The US-backed dictatorship here in Honduras is refusing entry to foreign journalists, but you can slip in if you pass yourself off as a tourist. Nationwide protests, which have been churning for months, reached a peak on June 28—the 10th anniversary of the coup that first subverted democracy here. The regime deployed thousands of soldiers and police across this country of 9.5 million in a failed effort to intimidate pro-democracy forces.

The unpopular president, Juan Orlando Hernández, had already crossed another line on June 24, when he violated a century-old Latin American tradition of respecting university autonomy by sending soldiers onto the campus in Tegucigalpa, the capital, where they fired live ammunition at protesting students.

Teachers and health workers have been staging rolling strikes over the past two months, which include demonstrations that regularly blockade major national highways. They are protesting controversial new privatization measures that they fear will be used to carry out mass firings in their sectors.

People here blame the United States for tacitly supporting the 2009 coup, and for the theft of the November 2017 election. The opposition coalition candidate that year, Salvador Nasralla, was leading until “technical problems” interrupted the vote count. When it restarted, Hernández had somehow pulled ahead.

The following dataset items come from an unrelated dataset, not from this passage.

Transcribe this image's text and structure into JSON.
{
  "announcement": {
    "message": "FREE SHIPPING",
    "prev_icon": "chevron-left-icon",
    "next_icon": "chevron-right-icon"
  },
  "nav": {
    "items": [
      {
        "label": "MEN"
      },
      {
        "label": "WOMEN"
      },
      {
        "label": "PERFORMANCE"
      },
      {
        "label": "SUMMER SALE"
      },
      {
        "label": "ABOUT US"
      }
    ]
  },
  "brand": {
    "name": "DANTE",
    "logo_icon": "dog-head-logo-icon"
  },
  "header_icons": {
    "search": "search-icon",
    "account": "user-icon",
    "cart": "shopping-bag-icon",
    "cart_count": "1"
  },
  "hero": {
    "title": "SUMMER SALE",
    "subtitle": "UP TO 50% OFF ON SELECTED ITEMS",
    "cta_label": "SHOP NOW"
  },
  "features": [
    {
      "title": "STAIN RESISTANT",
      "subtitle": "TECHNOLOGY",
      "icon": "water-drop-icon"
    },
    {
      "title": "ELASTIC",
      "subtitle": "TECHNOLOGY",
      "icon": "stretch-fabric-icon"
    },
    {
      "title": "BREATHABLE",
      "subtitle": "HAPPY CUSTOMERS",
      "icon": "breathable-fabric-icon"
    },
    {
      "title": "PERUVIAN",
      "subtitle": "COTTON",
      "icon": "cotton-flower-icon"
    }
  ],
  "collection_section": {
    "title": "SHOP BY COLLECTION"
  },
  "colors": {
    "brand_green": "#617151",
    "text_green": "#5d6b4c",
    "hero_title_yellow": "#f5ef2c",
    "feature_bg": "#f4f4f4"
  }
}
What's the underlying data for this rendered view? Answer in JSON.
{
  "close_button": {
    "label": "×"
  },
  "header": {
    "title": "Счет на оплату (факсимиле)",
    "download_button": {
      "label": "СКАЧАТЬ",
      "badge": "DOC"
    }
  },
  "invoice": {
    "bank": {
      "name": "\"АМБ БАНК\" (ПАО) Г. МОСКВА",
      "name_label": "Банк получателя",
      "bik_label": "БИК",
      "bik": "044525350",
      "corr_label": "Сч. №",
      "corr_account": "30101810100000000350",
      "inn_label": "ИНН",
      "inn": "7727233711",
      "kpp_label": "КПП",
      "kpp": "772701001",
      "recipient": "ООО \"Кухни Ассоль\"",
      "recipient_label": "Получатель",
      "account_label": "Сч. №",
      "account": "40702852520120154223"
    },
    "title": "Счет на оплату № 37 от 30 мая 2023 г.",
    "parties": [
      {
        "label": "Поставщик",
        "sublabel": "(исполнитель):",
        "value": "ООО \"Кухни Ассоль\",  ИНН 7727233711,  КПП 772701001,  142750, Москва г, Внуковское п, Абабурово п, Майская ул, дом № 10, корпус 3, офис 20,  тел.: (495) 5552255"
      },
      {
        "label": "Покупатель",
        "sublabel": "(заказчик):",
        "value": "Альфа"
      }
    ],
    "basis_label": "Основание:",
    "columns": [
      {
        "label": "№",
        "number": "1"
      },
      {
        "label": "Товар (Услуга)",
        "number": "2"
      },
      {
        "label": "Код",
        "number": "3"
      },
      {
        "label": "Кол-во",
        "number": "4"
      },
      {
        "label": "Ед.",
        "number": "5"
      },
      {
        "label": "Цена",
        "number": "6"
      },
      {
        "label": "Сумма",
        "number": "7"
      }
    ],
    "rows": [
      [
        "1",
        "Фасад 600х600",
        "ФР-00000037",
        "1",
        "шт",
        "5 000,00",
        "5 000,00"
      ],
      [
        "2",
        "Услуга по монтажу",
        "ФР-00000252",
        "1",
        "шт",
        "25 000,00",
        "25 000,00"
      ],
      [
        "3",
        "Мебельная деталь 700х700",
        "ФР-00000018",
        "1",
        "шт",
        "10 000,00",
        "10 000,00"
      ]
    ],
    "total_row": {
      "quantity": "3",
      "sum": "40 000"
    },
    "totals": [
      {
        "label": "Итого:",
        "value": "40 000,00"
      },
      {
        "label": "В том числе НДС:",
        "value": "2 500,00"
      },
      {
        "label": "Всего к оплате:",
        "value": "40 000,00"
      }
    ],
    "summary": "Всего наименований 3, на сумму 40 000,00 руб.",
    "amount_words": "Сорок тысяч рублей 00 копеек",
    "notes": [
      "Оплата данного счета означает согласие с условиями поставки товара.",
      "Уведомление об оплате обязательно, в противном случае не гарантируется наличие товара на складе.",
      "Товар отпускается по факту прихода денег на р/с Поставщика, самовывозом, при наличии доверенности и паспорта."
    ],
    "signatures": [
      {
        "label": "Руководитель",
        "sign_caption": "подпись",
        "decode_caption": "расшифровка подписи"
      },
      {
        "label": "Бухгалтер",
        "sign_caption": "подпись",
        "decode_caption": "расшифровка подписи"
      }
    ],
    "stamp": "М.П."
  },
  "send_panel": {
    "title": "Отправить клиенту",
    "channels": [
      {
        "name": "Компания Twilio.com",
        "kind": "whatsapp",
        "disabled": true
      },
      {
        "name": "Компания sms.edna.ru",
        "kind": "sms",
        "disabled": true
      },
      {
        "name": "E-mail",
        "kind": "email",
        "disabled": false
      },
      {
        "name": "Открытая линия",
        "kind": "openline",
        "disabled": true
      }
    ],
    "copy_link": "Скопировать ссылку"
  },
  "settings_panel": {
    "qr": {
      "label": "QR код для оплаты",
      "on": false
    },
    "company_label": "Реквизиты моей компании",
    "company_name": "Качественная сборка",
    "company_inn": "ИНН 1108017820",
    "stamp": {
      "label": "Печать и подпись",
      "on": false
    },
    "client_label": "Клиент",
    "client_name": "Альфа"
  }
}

Despite the fraud, the United States, in the person of the senior diplomat here, Heidi Fulton, promptly accepted the election results. In return, Hernández has just awarded her the Gran Cruz (Great Cross), Honduras’s highest honor. She had become a household name here, and when she released a departure statement before moving on to her next assignment, the now-tamed local newspapers carried it at length.

Hernández also appeared the other day with a detachment of US Marines, who just happened to be here to do some “civic action.” The Pentagon maintains a permanent military base at Soto Cano, in the middle of the country, with an estimated 600-1,000 uniformed personnel stationed there.